Naval Aviation Leaders Detail Focus on Improving Readiness, Increasing Lethality
By OTTO KREISHER, Seapower Correspondent
RENO, Nev. — The clear focus of the leaders of carrier-based naval aviation during the three days of the annual Tailhook conference was on improving readiness to be able to “fight tonight,” followed by increasing the lethality and survivability of the carrier air wings.
The leaders expressed confidence that despite an erosion of the traditional U.S. technological advantage against rising peer competitors their emerging new aircraft, sensors and weapons, and, most importantly, the talent of their pilots and crew members, will enable them to win in an era of great power competition.
When considering the priorities for any future warfight, “I think about full-up, mission-capable aircraft, people and readiness,” said Vice Adm. DeWolfe Miller, commander, Naval Air Forces, or the “air boss.”

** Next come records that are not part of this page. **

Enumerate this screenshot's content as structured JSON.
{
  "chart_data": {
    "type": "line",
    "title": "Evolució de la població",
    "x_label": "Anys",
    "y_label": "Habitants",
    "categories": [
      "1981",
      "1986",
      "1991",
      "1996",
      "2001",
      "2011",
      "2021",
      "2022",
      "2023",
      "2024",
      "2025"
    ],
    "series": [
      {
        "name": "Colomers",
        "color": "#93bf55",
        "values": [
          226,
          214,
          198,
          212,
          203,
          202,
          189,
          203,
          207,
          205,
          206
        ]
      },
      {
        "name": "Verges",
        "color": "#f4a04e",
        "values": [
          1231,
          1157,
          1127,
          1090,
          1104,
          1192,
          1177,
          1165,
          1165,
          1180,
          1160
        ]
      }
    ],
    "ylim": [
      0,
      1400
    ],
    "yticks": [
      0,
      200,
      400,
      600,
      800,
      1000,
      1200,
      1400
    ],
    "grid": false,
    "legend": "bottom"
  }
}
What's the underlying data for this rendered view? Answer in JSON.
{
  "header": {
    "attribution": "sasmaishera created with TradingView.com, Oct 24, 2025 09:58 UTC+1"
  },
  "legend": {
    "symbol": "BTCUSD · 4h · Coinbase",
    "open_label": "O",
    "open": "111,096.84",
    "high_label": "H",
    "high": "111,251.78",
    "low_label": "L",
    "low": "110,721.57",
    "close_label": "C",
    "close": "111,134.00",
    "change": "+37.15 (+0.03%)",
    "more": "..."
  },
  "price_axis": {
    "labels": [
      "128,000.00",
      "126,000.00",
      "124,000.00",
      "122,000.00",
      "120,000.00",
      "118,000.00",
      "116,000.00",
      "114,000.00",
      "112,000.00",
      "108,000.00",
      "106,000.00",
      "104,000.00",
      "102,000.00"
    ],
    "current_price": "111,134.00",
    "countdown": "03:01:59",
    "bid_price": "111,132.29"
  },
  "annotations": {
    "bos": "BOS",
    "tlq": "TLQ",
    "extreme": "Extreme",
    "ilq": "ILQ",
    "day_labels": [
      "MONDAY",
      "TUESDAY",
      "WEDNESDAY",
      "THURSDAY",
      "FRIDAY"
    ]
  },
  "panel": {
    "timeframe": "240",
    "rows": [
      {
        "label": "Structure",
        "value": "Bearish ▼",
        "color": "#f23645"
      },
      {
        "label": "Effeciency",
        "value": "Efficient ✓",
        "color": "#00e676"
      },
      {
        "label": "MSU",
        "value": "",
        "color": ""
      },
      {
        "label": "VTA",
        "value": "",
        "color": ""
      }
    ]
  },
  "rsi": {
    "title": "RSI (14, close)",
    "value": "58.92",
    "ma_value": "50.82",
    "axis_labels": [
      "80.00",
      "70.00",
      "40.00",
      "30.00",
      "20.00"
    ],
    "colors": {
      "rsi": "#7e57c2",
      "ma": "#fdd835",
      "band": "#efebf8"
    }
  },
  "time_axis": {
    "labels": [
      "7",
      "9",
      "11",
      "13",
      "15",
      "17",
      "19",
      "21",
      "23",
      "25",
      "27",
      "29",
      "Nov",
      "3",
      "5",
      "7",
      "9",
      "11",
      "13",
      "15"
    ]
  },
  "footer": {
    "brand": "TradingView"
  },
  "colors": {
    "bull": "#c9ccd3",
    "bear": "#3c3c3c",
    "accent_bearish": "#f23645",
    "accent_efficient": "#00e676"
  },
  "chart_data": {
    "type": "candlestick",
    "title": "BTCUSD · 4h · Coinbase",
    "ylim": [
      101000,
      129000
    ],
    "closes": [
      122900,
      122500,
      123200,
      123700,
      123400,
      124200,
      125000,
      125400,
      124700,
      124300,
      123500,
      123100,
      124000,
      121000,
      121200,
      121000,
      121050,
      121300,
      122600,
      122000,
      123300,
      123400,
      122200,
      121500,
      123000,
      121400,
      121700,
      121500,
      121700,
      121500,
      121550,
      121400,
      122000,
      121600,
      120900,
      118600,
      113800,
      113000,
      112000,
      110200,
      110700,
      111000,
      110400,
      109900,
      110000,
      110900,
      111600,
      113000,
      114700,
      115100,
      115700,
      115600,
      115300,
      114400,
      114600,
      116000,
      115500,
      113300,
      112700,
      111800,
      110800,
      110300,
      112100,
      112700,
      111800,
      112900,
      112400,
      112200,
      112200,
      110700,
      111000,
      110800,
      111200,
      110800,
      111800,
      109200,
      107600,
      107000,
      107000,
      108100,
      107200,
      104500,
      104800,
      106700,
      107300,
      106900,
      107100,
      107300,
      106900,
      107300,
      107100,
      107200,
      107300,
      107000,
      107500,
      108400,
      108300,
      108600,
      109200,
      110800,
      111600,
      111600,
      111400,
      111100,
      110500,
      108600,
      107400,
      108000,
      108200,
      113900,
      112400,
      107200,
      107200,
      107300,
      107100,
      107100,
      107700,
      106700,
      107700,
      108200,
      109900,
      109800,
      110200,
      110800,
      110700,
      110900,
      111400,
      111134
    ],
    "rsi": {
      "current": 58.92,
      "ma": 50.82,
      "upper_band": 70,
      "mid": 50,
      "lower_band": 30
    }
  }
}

“We’re all aligned throughout the Navy, and Marine Corps” to get the things needed for the fight, Miller said at a panel of his top leaders. “Our focus is really ... to provide the aircraft our JOs [junior officers] need to win the fight.”
“Our primary contribution to the readiness recovery piece is that before we buy any airplane, any piece of equipment, we look at building the readiness rates,” said Lt. Gen. Steven Rudder, the deputy Marine Corps commandant for aviation.
That means making sure the aircraft repair depots, the intermediate maintenance centers and the supply system have the money to provide the good airplanes and the spare parts needed to gain readiness, and “to give the line commanders what they need to fly airplanes,” Rudder said.
“The leaders up here cannot forget our JOs are flying combat today,” he added, listing every type of aircraft his Marines are flying. “We owe it to them to do our jobs.”
The leaders of the support elements Rudder cited were on the panel and joined in the pledge to do what was needed to reverse nearly a decade of declining combat readiness in the Tailhook forces, and gave generally positive statements on the progress being made with the recent increases in defense funding.
Two earlier panels of lower-level commanders and program sponsors described the current and upcoming aircraft and systems that will make up the future carrier air wing, with considerable emphasis on the need for sensors, command and control platforms and secure networks that will allow those air wings to fight “farther, faster, more lethal,” said Navy Capt. Michael Wosje, branch head for carrier-based aircraft and weapons.
In the near term, the air wings will look a lot like the current ones, with F/A-18 Super Hornets having replaced the few remaining legacy Hornets, the EA-18G Growler electronic warfare jets with a next-generation jammer, the improved E-2D succeeding the C model, updated MH-60R and MH-60S helicopters and, within two years, the fifth-generation F-35C adding enhanced sensors, data analysis and sharing capability, as well as a strike and counter-air role.
But future decades will see the arrival of the MQ-25 unmanned aerial refueling aircraft, which is expected to have some reconnaissance and surveillance capabilities, and perhaps other platforms to enhance manned-unmanned teaming. There also is the longer-term prospect of products of the Future Vertical Lift program, led by the Army, replacing the H-60s. And, at an undetermined date, the possibility of a sixth-generation tactical warfare aircraft, which may be manned, unmanned or optionally manned.
As proof of the valuable role that the current H-60s play in the carrier air wing, Tailhook included for the first time in its 62 years a panel of rotary-wing aviators. Introducing the panelists, Rear Adm. Daniel Fillion, a rotary-wing veteran now a manpower manager, said their appearance was evidence that “you young aviators are completely integrated in the air wing. … You represent a component of the air wing that has no match on the planet.”
The H-60s are the sole antisubmarine warfare asset on the carrier, and provide antisurface warfare and sea control, search and rescue, ground forces and special operations airlift and ground interdiction capabilities. They also contribute to the increasingly vital collection, processing and distribution of sensor information and extended command and control, which was emphasized in nearly every presentation at Tailhook.
The need for more extensive collection of sensor data, quicker processing — aided by artificial intelligence and machine learning — and distribution to everyone needing that information, including allies and partners, clashes directly with heightened concerns about cyber security, jamming and electro-magnetic management. For the first time since the end of the Cold War, carrier air wings are being trained to operate in “emcon” conditions, which can mean no transmissions by radio, radar or other active electronic emitters.
“In the old days, we operated in emcon. We’re going to be again. It’s old school, but real school in the 21st century, Fillion said.